Press Release

DBRS Comments on Pembina’s Announcement to Acquire Kakwa Assets and the 6-18 Facility

Energy
March 17, 2016

DBRS Limited (DBRS) today notes that Pembina Pipeline Corporation (Pembina or the Company; rated BBB with a Stable trend by DBRS) has announced its agreement to acquire the Kakwa Assets and the 6-18 Facility (Acquisition Assets) from Paramount Resources, Inc. (Paramount) for total consideration of $556 million (the Acquisition). The purchase price will be funded by net proceeds from the Company's concurrently announced $300 million bought deal common share financing and existing capacity under the $2.0 billion revolving credit facility. The Acquisition is expected to close in Q2 2016, pending approval under the Competition Act (Canada) and other customary closing conditions. Based on DBRS’s initial review of the Acquisition Assets and Pembina’s financing plan, DBRS believes that the Acquisition will not have a material impact on the Company’s credit profile.

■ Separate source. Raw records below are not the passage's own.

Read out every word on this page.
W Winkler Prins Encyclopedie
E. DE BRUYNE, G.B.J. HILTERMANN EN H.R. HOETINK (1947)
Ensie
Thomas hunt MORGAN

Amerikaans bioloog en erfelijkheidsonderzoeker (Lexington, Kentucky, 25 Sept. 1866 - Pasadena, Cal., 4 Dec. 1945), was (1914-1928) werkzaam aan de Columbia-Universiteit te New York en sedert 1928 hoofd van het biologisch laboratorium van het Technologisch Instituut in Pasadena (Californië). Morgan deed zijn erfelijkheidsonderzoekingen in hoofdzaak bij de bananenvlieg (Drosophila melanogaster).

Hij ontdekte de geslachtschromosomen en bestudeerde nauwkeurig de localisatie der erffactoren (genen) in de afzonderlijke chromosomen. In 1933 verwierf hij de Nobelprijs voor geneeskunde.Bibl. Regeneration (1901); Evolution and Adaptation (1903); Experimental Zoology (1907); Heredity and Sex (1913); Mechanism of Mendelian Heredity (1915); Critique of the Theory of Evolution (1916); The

The Acquisition Assets include the following:

KAKWA ASSETS
The Kakwa assets include a sour natural gas processing facility and associated gas-gathering pipelines, sales gas pipelines and future disposal wells. The facility comprises (1) a 200 million cubic feet per day (mmcf/d) deep-cut train, (2) a 50 mmcf/d shallow-cut train, (3) 22,500 barrels per day of condensate stabilization and (4) an amine processing train to facilitate sour gas processing. The shallow-cut and deep-cut facilities were placed into service in Q1 2012 and August 2014, respectively. DBRS notes that the Kakwa Assets represent the only sour gas processing facility west of the Smoky River within 50 kilometres (km). As part of the Acquisition, Pembina and Paramount will enter into a 20-year take-or-pay contract (ToP) for up to 200 mmcf/d.

6-18 FACILITY
Pembina will acquire all of the preliminary engineering studies, licenses and surface rights from Paramount in support of a new sour shallow-cut facility to be located approximately seven km from the Company’s Cutbank Complex. Upon Paramount’s election or sufficient third-party demand and subject to certain conditions, Pembina will construct a natural gas processing facility at 6-18. If built, commercial provisions underlying the 6-18 Facility are expected to be similar to the Kakwa Assets and include a substantial ToP commitment.

DBRS views the impact of the Acquisition on Pembina’s business risk profile as slightly negative, reflecting Paramount’s much weaker credit profile when compared with most of the Company’s other counterparties; however, the Acquisition Assets will account for less than 5% of Pembina’s total assets (as of December 31, 2015) and will not expose the Company to direct commodity price risk or volume risk.

Based on Pembina’s financing plan, DBRS does not expect any material impact on the Company’s credit metrics. Pembina’s credit ratios are currently very solid and should remain solid for the current rating category following the Acquisition.
Notes:
All figures are in Canadian dollars unless otherwise noted.

The applicable methodology is Rating Companies in the Pipeline and Diversified Energy Industry and Preferred Share and Hybrid Criteria for Corporate Issuers, which can be found on our website under Methodologies.